In those days there was no king in Israel,.... No supreme magistrate, Joshua being dead, and as yet no judge in Israel had risen up; for all related in the five last chapters of this book were done between the death of Joshua and the time of the judges:

every man did that which was right in his own eyes; there being none to restrain him from it, or punish him for it; and this accounts for the many evil things related, as the idolatry of Micah and the Danites, the base usage of the Levite's concubine, the extreme rigour and severity with which the Israelites treated their brethren the Benjaminites, the slaughter of the inhabitants of Jabeshgilead, and the rape of the daughters of Shiloh.

Barnes' Notes on the Bible

The repetition of this characteristic phrase (compare Judges 17:6; Judges 18:1; Judges 19:1) is probably intended to impress upon us the idea that these disorders arose from the want of a sufficient authority to suppress them. The preservation of such a story, of which the Israelites must have been ashamed, is a striking evidence of the divine superintendence and direction as regards the Holy Scriptures.

Clarke's Notes on the Bible

Verse Judges 21:25. In those days there was no king in Israel — Let no one suppose that the sacred writer, by relating the atrocities in this and the preceding chapters, justifies the actions themselves; by no means. Indeed, they cannot be justified; and the writer by relating them gives the strongest proof of the authenticity of the whole, by such an impartial relation of facts that were highly to be discredit of his country.

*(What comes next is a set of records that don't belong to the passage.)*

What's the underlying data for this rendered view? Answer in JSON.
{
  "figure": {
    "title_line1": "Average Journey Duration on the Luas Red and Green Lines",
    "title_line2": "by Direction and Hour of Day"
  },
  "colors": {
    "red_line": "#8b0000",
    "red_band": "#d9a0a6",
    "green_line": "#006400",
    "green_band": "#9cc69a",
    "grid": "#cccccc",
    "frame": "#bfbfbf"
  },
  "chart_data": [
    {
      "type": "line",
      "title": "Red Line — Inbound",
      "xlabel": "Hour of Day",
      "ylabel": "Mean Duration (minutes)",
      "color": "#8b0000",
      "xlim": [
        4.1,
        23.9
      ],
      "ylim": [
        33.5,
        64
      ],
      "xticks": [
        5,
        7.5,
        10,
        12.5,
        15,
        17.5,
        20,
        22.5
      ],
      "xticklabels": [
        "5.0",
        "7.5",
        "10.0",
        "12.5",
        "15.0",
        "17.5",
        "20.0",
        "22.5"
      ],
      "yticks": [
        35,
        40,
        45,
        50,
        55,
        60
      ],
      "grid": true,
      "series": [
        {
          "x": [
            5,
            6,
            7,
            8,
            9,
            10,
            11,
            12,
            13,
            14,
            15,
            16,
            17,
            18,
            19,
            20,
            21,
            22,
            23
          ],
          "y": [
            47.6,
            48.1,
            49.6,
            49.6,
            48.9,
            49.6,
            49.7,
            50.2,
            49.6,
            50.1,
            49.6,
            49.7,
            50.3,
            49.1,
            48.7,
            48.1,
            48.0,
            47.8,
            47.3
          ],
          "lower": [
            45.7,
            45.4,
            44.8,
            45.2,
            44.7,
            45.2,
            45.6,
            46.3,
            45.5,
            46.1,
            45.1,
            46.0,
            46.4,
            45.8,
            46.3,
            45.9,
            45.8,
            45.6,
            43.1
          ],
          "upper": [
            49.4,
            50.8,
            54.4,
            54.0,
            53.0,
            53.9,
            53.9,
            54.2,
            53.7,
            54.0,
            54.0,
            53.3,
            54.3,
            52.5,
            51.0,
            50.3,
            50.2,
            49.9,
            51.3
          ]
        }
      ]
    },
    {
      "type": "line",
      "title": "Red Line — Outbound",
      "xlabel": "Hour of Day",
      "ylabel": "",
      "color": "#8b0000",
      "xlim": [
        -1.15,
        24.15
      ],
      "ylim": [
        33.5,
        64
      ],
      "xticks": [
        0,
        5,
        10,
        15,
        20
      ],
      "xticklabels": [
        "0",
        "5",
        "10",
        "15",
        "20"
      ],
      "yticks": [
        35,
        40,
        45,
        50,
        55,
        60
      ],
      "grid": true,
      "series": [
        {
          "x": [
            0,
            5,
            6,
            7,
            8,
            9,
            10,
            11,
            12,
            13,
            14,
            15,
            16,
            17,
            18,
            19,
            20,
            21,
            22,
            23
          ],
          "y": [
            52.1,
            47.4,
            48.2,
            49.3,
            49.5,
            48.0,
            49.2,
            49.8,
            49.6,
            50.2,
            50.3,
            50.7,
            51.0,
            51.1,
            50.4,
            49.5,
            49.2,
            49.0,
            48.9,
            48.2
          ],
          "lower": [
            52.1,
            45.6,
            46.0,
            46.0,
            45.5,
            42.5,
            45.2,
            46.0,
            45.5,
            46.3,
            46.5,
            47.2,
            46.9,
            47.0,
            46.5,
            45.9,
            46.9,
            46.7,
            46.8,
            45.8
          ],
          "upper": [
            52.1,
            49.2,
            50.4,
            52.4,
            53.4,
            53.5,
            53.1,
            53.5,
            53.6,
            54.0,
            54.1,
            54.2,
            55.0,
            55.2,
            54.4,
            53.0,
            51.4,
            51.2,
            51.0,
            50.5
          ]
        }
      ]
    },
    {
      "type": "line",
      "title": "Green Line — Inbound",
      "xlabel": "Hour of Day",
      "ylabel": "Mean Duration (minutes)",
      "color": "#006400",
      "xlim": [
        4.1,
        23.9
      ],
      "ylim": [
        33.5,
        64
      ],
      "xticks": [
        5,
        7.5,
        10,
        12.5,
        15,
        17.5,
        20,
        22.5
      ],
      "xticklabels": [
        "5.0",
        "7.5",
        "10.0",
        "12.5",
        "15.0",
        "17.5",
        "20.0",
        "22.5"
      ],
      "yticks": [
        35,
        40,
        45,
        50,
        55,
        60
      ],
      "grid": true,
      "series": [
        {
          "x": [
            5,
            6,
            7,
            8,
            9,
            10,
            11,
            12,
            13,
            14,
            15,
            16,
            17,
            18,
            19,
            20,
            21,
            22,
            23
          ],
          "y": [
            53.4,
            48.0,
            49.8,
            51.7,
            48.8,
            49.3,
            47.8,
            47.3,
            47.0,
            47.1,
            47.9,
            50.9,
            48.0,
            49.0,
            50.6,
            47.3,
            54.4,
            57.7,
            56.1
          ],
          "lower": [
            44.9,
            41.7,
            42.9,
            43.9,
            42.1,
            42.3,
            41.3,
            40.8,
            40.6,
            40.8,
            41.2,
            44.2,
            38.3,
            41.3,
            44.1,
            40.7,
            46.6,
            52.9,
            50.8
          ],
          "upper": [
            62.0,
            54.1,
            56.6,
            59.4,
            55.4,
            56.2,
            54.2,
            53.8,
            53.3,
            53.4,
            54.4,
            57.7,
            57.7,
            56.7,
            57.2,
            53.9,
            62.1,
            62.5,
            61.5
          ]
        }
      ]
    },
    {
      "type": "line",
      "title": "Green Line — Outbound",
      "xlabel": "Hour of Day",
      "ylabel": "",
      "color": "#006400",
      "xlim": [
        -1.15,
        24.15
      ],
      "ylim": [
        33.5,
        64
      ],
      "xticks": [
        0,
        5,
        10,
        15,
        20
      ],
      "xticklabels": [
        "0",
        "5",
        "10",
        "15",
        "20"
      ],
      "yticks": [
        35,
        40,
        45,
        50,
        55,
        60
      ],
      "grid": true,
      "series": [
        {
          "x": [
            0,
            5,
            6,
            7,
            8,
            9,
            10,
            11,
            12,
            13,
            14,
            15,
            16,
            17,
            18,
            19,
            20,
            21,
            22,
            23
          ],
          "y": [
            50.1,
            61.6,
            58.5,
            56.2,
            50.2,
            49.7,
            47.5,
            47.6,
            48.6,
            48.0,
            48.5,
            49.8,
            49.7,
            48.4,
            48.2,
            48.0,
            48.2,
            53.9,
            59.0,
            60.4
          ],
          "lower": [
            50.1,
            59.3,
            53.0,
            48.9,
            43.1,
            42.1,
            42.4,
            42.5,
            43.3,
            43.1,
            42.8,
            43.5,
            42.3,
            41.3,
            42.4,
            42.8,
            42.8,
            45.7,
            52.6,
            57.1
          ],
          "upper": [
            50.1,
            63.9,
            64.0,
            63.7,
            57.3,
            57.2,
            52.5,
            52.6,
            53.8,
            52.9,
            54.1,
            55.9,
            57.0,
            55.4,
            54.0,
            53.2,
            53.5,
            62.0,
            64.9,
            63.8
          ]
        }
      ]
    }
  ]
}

I HAVE already referred to the rape of the Sabine virgins. The story is told by Livy, Hist. lib. i., cap. 9, the substance of which is as follows: Romulus having opened an asylum at his new-built city of Rome for all kinds of persons, the number of men who flocked to his standard was soon very considerable; but as they had few women, or, as Livy says, penuria mulierum, a dearth of women, he sent to all the neighbouring states to invite them to make inter-marriages with his people. Not one of the tribes around him received the proposal; and some of them insulted his ambassador, and said, Ecquod feminis quoque asylum aperuissent? Id enim demum compar connubium fore? "Why have you not also opened an asylum for WOMEN, which would have afforded you suitable matches?" This exasperated Romulus, but he concealed his resentment, and, having published that he intended a great feast to Neptune Equester, invited all the neighbouring tribes to come to it: they did so, and were received by the Romans with the greatest cordiality and friendship. The Sabines, with their wives and children, came in great numbers, and each Roman citizen entertained a stranger. When the games began, and each was intent on the spectacle before them, at a signal given, the young Romans rushed in among the Sabine women, and each carried off one, whom however they used in the kindest manner, marrying them according to their own rites with due solemnity, and admitting them to all the rights and privileges of the new commonwealth. The number carried off on this occasion amounted to near seven hundred; but this act of violence produced disastrous wars between the Romans and the Sabines, which were at last happily terminated by the mediation of the very women whose rape had been the cause of their commencement. The story may be seen at large in Livy, Plutarch, and others.

Thus ends the book of Judges; a work which, while it introduces the history of Samuel and that of the kings of Judah and Israel, forms in some sort a supplement to the book of Joshua, and furnishes the only account we have of those times of anarchy and confusion, which extended nearly from the times of the elders who survived Joshua, to the establishment of the Jewish monarchy under Saul, David, and their successors. For other uses of this book, see the preface.

MASORETIC NOTES ON THE BOOK OF JUDGES

The number of verses in this book is six hundred and eighteen.

Its Masoretic chapters are fourteen.

And its middle verse is Judges 10:8: And that year they vexed and oppressed the children of Israel, &c.

Corrected for a new edition, December 1, 1827. - A. C.